Event: Linguistics Circle Seminar
Date: Friday 18 November 2022
Time: 12:00 - 13:00
Venue: Online (via Zoom)
The "grounding problem" formulated by Harnad refers to the ability of an artificial system to establish non-arbitrary links between symbols (e.g. words or phrases) and non-symbolic features, such as arise from perception and experience. In NLP, a promising way to achieve this is via vision-language models. These are deep neural networks based on Transformer architectures, which are trained on combinations of visual and linguistic data. Such models achieve impressive results on multimodal tasks such as image retrieval based on text, or visual question answering. But do they really learn to ground linguistic expressions in vision?
For example, are they able to "see" past surface features of a descriptive caption (e.g. the objects it mentions) and also "understand" subtler linguistic features, such as the distinction between "on" and "next to", or distinctions in word order? After all, the picture corresponding to "the cat scratched the dog" is different from the one corresponding to "the dog scratched the cat" (but not from the one corresponding to "the dog was scratched by the cat").

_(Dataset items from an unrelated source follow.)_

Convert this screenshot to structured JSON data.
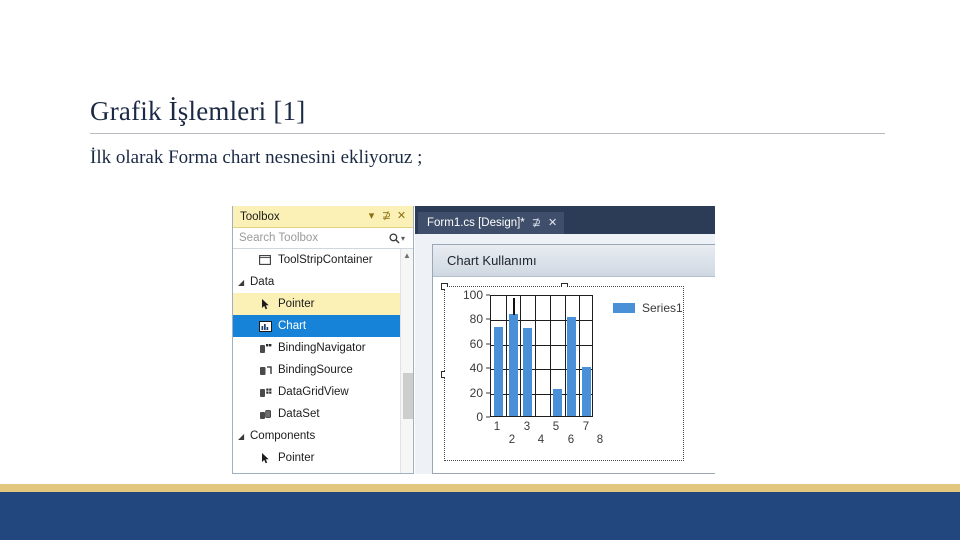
{
  "slide": {
    "title": "Grafik İşlemleri [1]",
    "subtitle": "İlk olarak Forma chart nesnesini ekliyoruz ;",
    "accent_gold": "#e3c77e",
    "accent_navy": "#22477f",
    "title_color": "#1b2a44"
  },
  "toolbox": {
    "title": "Toolbox",
    "header_icons": [
      {
        "name": "chevron-down-icon",
        "glyph": "▾"
      },
      {
        "name": "pin-icon",
        "glyph": "⊉"
      },
      {
        "name": "close-icon",
        "glyph": "✕"
      }
    ],
    "search": {
      "placeholder": "Search Toolbox",
      "magnifier_glyph": "⌕",
      "caret_glyph": "▾"
    },
    "items": [
      {
        "label": "ToolStripContainer",
        "icon": "toolstripcontainer-icon",
        "kind": "item",
        "state": "normal"
      },
      {
        "label": "Data",
        "icon": "expander-icon",
        "kind": "group",
        "state": "normal"
      },
      {
        "label": "Pointer",
        "icon": "pointer-icon",
        "kind": "item",
        "state": "hover"
      },
      {
        "label": "Chart",
        "icon": "chart-icon",
        "kind": "item",
        "state": "selected"
      },
      {
        "label": "BindingNavigator",
        "icon": "bindingnavigator-icon",
        "kind": "item",
        "state": "normal"
      },
      {
        "label": "BindingSource",
        "icon": "bindingsource-icon",
        "kind": "item",
        "state": "normal"
      },
      {
        "label": "DataGridView",
        "icon": "datagridview-icon",
        "kind": "item",
        "state": "normal"
      },
      {
        "label": "DataSet",
        "icon": "dataset-icon",
        "kind": "item",
        "state": "normal"
      },
      {
        "label": "Components",
        "icon": "expander-icon",
        "kind": "group",
        "state": "normal"
      },
      {
        "label": "Pointer",
        "icon": "pointer-icon",
        "kind": "item",
        "state": "normal"
      }
    ],
    "selected_color": "#1683d8",
    "hover_color": "#fbf0b6"
  },
  "editor": {
    "tab_label": "Form1.cs [Design]*",
    "tab_icons": [
      {
        "name": "pin-icon",
        "glyph": "⊉"
      },
      {
        "name": "close-icon",
        "glyph": "✕"
      }
    ],
    "form_caption": "Chart Kullanımı"
  },
  "chart_data": {
    "type": "bar",
    "title": "",
    "xlabel": "",
    "ylabel": "",
    "categories": [
      "1",
      "2",
      "3",
      "4",
      "5",
      "6",
      "7"
    ],
    "x_tick_labels_row1": [
      "1",
      "3",
      "5",
      "7"
    ],
    "x_tick_labels_row2": [
      "2",
      "4",
      "6",
      "8"
    ],
    "values": [
      73,
      84,
      72,
      0,
      22,
      81,
      40
    ],
    "series": [
      {
        "name": "Series1",
        "color": "#4a90d9",
        "values": [
          73,
          84,
          72,
          0,
          22,
          81,
          40
        ]
      }
    ],
    "ylim": [
      0,
      100
    ],
    "y_ticks": [
      0,
      20,
      40,
      60,
      80,
      100
    ],
    "grid": true,
    "legend": [
      "Series1"
    ],
    "legend_position": "right"
  }
}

In this talk, I'll give an overview of these neural architectures and how they are trained, and then discuss some of our recent work on developing evaluation suites to probe these models' linguistic grounding abilities. In particular, I will examine some of the results obtained on syntax-oriented grounding tests. It turns out that these models still fall short of full grounding capabilities. I will conclude with a discussion of why this is the case, ending with a broader discussion of what grounding means, in light of ongoing research in my group on challenging problems for visually grounded language processing.